Equivalently, $V$ satisfies the skein relation: $t^{-1} V_{L_+}(t) - t V_{L_-}(t) = (t^{1/2} - t^{-1/2}) V_{L_0}(t)$ where $L_+, L_-, L_0$ differ at one crossing, with $V_{\text{unknot}}(t) = 1$.

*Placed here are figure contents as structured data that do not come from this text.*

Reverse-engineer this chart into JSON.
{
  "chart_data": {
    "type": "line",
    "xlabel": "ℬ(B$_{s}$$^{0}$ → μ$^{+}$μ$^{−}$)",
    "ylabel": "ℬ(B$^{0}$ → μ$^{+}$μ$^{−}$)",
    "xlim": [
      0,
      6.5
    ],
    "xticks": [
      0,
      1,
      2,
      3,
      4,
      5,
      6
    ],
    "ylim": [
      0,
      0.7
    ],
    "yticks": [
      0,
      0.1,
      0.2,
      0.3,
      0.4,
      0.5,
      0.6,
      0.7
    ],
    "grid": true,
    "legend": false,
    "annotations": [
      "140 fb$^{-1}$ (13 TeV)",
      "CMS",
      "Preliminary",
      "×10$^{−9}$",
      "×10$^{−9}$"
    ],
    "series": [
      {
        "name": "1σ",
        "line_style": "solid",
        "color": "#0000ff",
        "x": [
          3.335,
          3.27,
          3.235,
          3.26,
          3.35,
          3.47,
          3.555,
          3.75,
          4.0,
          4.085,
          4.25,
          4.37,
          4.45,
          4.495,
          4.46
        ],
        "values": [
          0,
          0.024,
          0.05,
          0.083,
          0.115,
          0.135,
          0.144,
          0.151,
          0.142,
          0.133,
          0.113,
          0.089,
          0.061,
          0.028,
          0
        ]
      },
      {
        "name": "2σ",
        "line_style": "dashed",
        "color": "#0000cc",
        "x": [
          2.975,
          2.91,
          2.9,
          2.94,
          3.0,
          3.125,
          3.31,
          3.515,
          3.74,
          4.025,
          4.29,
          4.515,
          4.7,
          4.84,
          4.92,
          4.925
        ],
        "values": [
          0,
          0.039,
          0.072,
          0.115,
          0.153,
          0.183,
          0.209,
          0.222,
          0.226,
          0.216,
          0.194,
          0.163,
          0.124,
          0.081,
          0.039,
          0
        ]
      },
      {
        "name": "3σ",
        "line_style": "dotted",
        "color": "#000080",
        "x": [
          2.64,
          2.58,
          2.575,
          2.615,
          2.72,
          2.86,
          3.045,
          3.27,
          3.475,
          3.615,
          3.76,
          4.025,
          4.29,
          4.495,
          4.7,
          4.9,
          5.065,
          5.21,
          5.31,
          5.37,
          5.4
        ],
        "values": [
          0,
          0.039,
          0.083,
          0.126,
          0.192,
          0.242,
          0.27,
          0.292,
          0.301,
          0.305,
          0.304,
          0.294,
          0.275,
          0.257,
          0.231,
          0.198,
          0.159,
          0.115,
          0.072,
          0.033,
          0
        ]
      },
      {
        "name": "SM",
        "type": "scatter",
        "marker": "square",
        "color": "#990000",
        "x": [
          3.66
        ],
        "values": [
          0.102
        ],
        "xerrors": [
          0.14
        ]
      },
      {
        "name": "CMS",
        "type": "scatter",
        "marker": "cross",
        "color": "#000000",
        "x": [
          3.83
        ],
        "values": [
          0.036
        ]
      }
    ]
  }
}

The Alexander polynomial $\Delta_K(t) \in \mathbb{Z}[t^{\pm 1}]$ is the oldest knot polynomial invariant, discovered in 1928. It can be defined via:

1. Seifert surface approach: From Seifert matrix $V$, $\Delta_K(t) = \det(tV - V^T)$

2. Skein relation: $\Delta_{L_+}(t) - \Delta_{L_-}(t) = (t^{1/2} - t^{-1/2}) \Delta_{L_0}(t)$ with $\Delta_{\text{unknot}}(t) = 1$

3. Homology: As the order of the first homology of the infinite cyclic cover of $S^3 \setminus K$

The HOMFLY-PT polynomial $P(a, z) \in \mathbb{Z}[a^{\pm 1}, z^{\pm 1}]$ generalizes both Jones and Alexander via the skein relation: $a P(L_+) - a^{-1} P(L_-) = z P(L_0)$ with $P(\text{unknot}) = 1$.

Setting $a = t^{-1}$ and $z = t^{-1/2} - t^{1/2}$ recovers Jones polynomial. Setting $a = 1$ and $z = t^{1/2} - t^{-1/2}$ recovers Alexander polynomial (up to normalization).